"This is a transformative time in our industry,” said Anthony Martin, outgoing board president of the National Association of College Stores (NACS) and director of the Houston Baptist University Bookstore, at the opening session of this year’s Camex (Campus Market Expo), held at the George R. Brown Convention Center in Houston from March 3 to 8. He pointed to shifts in higher education, including flat enrollment and concerns over textbook affordability and effectiveness, as well as Amazon’s ramping up of its campus program. “Disruption,” Martin added, “is always the start of progress.”
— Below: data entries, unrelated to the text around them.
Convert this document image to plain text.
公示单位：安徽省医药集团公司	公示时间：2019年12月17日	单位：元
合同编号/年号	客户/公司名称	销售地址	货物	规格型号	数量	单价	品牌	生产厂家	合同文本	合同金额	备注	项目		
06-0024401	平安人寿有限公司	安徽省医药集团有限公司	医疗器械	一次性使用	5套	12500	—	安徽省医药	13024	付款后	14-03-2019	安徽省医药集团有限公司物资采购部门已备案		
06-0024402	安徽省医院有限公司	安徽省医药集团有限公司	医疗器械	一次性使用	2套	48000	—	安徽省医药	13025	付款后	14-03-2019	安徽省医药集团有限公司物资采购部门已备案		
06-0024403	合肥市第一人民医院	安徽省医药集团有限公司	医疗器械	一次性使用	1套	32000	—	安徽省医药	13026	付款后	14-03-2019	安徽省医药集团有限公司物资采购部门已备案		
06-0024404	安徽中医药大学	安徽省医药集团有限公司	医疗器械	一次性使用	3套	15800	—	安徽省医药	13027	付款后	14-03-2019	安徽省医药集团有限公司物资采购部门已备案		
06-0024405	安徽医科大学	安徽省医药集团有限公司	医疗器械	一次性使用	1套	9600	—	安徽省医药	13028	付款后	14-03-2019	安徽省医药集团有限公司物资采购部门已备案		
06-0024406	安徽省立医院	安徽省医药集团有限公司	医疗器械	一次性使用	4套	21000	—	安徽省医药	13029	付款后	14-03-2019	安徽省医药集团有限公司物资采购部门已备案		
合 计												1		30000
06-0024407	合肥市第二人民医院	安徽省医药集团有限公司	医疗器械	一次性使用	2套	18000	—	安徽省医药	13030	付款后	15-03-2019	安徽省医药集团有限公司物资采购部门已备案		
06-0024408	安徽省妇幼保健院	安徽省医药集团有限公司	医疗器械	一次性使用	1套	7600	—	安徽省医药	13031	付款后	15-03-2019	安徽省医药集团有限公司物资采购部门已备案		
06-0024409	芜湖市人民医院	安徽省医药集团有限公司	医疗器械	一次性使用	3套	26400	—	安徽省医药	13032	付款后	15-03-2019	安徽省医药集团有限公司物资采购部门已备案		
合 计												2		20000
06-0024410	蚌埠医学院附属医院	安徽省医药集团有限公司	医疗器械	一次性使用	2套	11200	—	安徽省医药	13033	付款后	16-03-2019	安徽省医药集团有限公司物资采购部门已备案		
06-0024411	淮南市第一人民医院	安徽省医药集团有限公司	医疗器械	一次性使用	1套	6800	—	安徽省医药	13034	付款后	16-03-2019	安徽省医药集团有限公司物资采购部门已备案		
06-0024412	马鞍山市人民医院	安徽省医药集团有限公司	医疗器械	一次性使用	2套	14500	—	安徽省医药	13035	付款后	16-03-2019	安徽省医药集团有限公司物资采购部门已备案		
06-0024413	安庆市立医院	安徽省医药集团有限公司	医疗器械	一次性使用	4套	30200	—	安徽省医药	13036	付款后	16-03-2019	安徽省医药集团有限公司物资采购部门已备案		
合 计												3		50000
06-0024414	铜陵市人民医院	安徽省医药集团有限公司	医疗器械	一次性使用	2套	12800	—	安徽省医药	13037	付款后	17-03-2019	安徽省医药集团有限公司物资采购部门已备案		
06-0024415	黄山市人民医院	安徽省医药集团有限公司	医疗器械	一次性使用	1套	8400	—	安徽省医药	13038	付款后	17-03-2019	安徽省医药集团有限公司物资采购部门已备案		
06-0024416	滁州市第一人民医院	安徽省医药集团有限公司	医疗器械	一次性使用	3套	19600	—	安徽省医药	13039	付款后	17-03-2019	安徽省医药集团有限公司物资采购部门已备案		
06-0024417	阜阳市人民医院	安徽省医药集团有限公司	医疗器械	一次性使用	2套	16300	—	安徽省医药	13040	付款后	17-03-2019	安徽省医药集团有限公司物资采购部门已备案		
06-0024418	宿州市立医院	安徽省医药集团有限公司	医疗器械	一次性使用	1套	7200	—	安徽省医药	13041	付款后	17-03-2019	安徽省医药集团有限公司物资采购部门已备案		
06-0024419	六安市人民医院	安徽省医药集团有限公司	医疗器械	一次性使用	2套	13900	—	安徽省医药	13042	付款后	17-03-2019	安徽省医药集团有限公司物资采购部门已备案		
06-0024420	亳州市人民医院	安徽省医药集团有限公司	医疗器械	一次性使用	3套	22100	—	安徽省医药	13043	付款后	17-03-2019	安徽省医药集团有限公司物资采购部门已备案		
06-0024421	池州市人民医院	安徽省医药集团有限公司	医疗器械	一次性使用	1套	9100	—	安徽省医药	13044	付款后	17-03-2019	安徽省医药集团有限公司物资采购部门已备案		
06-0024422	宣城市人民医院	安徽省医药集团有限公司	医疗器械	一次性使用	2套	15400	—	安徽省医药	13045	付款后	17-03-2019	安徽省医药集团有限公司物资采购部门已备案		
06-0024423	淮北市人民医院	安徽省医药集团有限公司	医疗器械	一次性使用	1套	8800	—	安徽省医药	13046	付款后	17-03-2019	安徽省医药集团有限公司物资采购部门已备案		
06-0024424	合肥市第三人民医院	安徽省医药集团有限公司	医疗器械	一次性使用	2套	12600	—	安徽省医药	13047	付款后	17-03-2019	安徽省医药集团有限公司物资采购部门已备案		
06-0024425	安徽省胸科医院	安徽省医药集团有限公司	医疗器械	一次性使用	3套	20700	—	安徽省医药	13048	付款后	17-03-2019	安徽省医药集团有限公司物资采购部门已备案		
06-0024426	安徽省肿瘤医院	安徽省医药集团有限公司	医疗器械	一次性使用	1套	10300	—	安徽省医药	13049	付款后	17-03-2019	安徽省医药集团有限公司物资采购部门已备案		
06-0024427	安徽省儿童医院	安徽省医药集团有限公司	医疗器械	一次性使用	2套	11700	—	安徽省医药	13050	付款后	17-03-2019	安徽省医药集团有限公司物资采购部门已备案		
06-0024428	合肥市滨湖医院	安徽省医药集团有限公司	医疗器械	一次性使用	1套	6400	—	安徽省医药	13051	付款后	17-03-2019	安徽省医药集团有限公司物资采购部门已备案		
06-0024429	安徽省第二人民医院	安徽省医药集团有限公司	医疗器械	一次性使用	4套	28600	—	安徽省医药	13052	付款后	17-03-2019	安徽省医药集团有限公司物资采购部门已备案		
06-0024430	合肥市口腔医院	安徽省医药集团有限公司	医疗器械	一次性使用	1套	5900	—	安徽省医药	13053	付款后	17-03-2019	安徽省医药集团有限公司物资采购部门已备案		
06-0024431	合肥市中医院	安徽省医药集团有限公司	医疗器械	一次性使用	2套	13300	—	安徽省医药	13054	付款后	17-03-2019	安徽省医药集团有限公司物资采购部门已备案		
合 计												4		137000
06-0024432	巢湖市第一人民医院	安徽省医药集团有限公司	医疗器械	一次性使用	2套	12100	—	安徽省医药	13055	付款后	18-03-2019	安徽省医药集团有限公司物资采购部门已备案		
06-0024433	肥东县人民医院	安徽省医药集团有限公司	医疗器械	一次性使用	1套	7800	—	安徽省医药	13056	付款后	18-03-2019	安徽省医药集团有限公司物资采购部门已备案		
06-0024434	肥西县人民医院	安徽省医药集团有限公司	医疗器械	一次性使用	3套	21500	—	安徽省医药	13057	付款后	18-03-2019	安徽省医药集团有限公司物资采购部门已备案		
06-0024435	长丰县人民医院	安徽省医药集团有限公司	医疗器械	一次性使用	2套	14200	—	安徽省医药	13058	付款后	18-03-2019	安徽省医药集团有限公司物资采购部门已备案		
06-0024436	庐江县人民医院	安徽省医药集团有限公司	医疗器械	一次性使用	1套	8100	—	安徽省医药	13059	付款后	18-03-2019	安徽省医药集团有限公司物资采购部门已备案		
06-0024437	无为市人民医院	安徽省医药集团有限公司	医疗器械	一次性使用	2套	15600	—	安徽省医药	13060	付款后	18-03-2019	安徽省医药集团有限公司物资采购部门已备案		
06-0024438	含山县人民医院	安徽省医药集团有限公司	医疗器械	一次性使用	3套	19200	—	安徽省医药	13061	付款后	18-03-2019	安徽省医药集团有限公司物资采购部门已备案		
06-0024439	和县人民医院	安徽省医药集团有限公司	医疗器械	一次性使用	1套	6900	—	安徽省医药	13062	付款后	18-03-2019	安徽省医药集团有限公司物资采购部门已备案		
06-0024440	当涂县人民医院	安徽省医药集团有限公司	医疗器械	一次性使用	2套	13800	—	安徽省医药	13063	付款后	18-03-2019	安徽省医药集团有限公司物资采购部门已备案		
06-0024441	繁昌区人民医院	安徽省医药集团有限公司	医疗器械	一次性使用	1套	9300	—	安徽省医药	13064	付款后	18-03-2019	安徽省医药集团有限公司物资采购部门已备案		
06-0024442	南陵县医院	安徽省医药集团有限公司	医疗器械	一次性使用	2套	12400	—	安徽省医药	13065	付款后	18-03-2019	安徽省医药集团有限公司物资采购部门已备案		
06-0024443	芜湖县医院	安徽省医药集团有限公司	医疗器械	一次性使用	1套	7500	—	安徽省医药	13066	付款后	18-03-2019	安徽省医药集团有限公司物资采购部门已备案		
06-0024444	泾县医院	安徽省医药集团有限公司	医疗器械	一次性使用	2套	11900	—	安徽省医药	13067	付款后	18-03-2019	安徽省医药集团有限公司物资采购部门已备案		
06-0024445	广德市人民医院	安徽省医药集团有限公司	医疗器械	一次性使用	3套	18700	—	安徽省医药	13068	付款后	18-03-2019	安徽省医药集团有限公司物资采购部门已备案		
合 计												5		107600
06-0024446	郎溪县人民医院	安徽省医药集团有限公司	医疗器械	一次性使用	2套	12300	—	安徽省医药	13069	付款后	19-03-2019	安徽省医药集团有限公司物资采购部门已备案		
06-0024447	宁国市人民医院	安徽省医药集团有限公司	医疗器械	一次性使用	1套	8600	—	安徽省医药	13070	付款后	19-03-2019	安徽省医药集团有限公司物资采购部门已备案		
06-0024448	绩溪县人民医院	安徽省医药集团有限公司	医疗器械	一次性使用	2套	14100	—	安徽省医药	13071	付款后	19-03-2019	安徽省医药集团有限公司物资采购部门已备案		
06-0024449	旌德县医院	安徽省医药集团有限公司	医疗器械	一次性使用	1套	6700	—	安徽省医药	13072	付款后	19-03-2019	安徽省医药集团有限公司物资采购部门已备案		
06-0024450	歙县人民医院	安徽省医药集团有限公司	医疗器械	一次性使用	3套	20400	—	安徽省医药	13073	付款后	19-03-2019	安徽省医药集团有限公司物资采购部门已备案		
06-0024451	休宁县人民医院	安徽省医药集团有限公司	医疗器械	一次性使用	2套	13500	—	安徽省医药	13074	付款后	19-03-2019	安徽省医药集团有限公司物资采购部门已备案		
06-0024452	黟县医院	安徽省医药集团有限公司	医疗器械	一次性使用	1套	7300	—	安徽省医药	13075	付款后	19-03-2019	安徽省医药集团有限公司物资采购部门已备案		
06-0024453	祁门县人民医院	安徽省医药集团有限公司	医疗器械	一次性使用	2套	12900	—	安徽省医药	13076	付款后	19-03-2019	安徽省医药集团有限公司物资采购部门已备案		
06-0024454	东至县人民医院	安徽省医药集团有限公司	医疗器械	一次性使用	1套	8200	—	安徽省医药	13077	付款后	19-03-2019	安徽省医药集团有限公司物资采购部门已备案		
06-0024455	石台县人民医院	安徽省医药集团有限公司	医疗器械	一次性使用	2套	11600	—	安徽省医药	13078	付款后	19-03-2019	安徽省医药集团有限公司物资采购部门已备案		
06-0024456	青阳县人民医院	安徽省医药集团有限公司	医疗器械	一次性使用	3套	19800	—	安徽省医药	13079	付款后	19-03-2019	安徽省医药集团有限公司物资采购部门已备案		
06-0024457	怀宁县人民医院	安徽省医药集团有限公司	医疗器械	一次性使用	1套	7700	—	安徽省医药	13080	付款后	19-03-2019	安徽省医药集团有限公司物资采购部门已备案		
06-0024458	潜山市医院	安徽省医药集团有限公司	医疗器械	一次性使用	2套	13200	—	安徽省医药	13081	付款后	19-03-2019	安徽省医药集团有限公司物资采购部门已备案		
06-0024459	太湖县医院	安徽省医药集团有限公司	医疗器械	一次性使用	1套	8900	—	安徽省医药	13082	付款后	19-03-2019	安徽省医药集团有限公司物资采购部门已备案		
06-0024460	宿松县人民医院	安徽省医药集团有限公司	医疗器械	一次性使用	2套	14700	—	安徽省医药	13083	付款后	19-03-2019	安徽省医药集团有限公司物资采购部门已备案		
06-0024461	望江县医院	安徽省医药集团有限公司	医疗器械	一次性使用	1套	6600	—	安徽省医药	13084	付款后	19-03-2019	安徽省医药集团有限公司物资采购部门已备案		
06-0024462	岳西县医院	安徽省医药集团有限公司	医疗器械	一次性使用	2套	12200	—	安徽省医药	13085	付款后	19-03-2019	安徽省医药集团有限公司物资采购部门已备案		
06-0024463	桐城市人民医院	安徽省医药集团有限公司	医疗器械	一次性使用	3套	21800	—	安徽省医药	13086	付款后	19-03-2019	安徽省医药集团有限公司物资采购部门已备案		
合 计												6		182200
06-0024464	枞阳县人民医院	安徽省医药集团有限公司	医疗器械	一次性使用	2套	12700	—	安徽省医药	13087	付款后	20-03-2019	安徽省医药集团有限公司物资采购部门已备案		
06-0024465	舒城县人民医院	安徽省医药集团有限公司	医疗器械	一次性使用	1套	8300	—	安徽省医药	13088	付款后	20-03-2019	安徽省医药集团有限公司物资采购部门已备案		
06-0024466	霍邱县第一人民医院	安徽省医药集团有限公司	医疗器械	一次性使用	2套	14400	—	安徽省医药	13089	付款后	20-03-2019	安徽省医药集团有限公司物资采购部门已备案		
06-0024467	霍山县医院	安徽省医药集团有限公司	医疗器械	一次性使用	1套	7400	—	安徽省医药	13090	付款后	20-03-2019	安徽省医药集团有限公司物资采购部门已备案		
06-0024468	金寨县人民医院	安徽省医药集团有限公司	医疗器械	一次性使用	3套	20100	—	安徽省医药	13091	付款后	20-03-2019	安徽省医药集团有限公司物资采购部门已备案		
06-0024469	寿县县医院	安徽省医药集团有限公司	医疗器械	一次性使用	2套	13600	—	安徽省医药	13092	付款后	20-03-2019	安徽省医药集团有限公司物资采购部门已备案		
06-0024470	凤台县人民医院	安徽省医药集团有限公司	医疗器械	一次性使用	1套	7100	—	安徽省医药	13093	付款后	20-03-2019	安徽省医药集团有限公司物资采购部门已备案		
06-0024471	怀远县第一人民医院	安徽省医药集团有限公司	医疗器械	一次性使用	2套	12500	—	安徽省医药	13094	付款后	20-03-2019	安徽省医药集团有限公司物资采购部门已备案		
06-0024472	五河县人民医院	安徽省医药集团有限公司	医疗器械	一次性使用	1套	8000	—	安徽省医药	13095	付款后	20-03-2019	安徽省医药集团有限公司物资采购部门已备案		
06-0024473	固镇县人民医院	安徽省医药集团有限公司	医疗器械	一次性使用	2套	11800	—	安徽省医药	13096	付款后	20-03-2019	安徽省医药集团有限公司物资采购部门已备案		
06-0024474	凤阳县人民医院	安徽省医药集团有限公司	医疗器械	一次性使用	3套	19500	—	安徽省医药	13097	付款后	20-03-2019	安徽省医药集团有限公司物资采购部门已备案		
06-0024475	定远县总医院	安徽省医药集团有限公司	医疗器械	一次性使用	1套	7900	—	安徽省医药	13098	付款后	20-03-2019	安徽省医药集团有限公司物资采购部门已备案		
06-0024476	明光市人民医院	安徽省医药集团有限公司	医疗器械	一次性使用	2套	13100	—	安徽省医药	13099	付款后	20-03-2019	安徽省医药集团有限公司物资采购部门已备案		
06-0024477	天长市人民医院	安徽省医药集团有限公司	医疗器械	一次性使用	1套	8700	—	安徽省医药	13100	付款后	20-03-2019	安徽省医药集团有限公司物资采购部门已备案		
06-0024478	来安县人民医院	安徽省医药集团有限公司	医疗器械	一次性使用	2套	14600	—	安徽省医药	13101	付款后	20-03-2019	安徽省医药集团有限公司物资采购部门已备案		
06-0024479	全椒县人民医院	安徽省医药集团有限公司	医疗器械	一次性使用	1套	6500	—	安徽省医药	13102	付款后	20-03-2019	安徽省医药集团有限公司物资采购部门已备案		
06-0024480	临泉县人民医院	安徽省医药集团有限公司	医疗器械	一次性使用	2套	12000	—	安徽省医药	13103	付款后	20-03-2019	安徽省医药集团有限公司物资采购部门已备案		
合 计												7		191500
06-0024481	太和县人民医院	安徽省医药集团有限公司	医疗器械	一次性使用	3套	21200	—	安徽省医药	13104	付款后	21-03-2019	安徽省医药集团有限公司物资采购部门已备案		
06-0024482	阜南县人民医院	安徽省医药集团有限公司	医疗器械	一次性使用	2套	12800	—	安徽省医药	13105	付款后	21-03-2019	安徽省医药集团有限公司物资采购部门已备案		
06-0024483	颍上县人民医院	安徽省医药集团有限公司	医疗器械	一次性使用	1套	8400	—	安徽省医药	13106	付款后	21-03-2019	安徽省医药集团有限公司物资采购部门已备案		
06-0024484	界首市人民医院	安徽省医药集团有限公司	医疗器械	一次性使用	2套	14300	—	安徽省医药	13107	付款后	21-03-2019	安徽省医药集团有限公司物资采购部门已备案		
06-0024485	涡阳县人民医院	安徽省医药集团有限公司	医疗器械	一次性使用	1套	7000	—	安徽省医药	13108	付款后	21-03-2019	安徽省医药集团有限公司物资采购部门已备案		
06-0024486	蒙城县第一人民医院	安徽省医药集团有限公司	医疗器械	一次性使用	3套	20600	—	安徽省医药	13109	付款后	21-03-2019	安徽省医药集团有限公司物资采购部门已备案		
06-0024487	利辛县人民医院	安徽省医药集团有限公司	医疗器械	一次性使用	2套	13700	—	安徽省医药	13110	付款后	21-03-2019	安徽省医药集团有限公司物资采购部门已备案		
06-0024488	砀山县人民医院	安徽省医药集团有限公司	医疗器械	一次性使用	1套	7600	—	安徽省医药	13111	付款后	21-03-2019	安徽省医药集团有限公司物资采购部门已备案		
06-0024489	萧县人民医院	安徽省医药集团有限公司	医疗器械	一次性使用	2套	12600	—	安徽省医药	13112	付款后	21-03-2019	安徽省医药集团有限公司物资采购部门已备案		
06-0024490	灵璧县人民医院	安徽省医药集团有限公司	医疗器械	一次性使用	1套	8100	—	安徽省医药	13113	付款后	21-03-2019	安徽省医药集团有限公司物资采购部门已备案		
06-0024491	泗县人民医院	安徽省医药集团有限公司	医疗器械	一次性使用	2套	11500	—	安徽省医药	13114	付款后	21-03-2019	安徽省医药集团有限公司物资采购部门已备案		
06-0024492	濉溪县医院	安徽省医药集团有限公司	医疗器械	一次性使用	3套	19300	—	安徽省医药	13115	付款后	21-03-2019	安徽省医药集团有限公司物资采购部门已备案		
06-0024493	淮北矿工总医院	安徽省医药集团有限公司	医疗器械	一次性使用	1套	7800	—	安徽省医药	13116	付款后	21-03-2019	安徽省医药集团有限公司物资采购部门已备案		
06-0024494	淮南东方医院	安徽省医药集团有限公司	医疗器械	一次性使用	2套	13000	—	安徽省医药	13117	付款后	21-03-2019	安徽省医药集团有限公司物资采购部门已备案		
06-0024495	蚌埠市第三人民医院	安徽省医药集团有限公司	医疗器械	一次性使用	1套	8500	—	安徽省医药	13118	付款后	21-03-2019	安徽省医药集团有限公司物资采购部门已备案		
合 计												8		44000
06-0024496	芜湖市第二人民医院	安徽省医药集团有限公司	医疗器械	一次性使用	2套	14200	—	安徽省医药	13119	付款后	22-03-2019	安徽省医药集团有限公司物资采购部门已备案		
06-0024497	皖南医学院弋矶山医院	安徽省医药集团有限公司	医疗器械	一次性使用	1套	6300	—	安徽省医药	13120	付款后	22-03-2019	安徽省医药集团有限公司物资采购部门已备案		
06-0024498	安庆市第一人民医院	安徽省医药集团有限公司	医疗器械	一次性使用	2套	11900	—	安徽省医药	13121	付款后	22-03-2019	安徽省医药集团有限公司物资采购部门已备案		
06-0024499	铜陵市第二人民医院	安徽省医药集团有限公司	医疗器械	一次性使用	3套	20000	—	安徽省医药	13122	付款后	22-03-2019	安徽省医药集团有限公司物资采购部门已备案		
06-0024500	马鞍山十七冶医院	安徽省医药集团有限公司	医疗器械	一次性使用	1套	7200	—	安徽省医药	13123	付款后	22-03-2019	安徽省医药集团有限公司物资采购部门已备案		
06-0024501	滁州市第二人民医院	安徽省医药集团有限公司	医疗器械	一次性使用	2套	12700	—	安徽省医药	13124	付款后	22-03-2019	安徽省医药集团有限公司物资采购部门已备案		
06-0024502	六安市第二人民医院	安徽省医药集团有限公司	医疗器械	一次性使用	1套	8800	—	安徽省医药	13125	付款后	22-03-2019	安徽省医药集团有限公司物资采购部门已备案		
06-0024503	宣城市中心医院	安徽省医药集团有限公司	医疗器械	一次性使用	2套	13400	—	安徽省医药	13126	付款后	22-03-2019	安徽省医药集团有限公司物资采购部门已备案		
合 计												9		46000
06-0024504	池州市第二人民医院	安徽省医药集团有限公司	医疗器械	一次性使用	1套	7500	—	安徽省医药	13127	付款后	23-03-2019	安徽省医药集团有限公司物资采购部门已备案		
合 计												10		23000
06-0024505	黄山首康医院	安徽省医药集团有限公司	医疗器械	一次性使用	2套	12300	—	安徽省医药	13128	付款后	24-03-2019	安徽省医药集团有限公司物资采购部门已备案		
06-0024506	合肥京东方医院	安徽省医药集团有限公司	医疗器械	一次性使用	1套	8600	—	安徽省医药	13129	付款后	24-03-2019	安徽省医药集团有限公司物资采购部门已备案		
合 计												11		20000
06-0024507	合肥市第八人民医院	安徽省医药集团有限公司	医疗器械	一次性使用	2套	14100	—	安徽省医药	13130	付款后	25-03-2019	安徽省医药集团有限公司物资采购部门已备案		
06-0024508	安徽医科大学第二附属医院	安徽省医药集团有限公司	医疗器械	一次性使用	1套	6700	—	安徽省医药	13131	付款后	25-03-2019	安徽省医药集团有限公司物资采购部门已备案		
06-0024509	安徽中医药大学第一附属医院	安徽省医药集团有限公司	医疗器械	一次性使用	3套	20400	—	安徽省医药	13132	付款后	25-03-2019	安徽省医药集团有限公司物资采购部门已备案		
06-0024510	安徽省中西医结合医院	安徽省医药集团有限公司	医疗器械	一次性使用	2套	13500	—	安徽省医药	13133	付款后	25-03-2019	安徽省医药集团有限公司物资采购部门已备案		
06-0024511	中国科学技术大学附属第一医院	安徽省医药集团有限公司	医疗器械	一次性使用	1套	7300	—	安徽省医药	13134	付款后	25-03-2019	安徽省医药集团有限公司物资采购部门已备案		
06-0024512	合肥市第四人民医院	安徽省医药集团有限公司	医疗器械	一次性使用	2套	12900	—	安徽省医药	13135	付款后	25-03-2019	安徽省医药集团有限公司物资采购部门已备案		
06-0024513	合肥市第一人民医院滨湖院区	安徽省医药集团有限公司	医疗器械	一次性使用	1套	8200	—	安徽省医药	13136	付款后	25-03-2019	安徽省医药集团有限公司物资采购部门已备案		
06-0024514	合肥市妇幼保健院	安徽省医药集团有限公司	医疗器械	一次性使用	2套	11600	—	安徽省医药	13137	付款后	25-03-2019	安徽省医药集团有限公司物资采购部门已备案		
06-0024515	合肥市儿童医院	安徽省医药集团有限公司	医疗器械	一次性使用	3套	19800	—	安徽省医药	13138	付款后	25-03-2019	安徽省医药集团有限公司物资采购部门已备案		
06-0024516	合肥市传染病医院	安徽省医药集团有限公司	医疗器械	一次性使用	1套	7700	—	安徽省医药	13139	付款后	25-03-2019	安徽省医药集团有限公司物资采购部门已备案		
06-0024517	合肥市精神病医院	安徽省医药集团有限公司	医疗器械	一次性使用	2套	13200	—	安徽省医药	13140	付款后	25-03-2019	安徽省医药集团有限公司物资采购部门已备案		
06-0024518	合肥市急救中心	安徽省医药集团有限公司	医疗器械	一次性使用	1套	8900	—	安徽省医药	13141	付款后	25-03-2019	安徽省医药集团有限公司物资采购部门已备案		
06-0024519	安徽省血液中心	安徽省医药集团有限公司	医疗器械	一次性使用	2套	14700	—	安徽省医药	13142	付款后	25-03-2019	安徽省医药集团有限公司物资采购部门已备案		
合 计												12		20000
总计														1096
To deal with the transformation, NACS chose to make the focus of Camex managing change. Attendance at the show was down slightly from last year, drawing roughly 2,000 attendees from 1,000 campus stores; the event was co-located with the National Art Materials Association.
The NACS organization itself is in the midst of transition. CEO Brian Cartier will retire at the end of June, and Robert Walton, who is finishing his term as v-p for finance and administration of Vassar College, will take the top spot, the fourth person to do so in the association’s 93-year history.
The progress NACS board president Martin spoke of can’t come soon enough for some campus stores, given flat spending on course materials. In its most recent Student Watch Report, for 2015–2016, NACS reported that students spent $323, or $77 per course, on required course materials last fall. Combined with the costs of technology and supplies, student spending averaged $672, or a decrease of $25 from fall 2014.
Although four out of five students bought at least one of their course materials from the campus store, and over half rented materials from the campus store or its website, the competition for students’ dollars continues to heat up. Amazon, which had previously kept a low profile for its rental program, made its API available for the first time this year, according to Jared Pearlman, cofounder and COO of Verba Software, which offers a price-comparison tool that allows campus stores to have transparence. As a result, Amazon, which has been pushing all its products to students through Student Prime and its campus pickup locations, is starting to make inroads in rental, too. The amount of rentals students made through Amazon rose in fall 2015 compared to 2014, while purchases of course materials fell.
Though Follett, Barnes & Noble Education, and now Amazon look to capture an increasing share of college stores and their dollars, NACS subsidiary IndiCo, which was launched in 2013 to assist the association’s roughly 1,100 independent college stores, continues to bump up its efforts on behalf of independents. Last month, IndiCo released a customizable PowerPoint store-review template to help stores identify the key assets they deliver to their institution, which might include affordable textbooks, faculty support, and campus contributions. The goal is to facilitate stores’ communication with campus administrators about their value. By July, according to Ed Schlichenmayer, president and COO of IndiCo and deputy CEO of NACS, IndiCo will begin testing a data warehouse program with an eye to rolling it out in a bigger way later this year. IndiCo will collect and aggregate transactional store data, and stores will be able to compare how they are doing with other stores and share that data, much like trade stores use Above the Treeline.
In a session titled “The Future of Course Materials,” Andy Hines, lecturer/executive in residence of Future Studies at the University of Houston, had a message heard throughout the conference: “There are huge, turbulent, transformative changes in the next five years ahead.” But he reminded college store operators that change is not instantaneous. To determine how college stores should adapt, Hines said, “One of the things I’d be looking for is a massive decrease in the cost of education. How is our key customer going to respond?” He also suggested that booksellers look at higher education from the student perspective. What will students need in 2025? From their point of view, he said, you can’t separate learning from play, work, connecting, and participating in civic life.
Hines’s approach to looking at college stores as part of the higher education whole is similar to that of a recently released NACS white paper titled “Mapping the Learning Content Ecosystem” by Richard Katz and Ronald Yanosky. In it, the authors write, “College stores are undergoing the greatest changes in their long history.... The college store’s historical roles of assuming the on-time delivery of physical media and the operation of a book exchange carry decreasing weight.” Over the past seven years, student spending on course materials has declined.
Incoming CEO Walton expressed a similarly holistic view during an interview at Camex. “Right now we have the same challenges in the whole publishing and educational supply channel that you have in higher education. The whole educational model is under extreme change management and adaptation,” Walton said, adding, “I’m not concerned about college stores going away.”
Despite the challenges, Walton said, “I’m pretty optimistic. I think we’ve missed a lot of opportunities for college stores to take a broader role in the college. Although we tend to focus on the cost of textbooks, the reality is that there are a lot of skill sets and knowledge that stores have. I’m more concerned about what the business model is going to be and how we continue to add value for students and faculty. How do we negotiate with publishers for delivery of material? How do we license it, and how do we deliver it?”
The questions Walton posed have no easy answer for the association, as it prepares for change.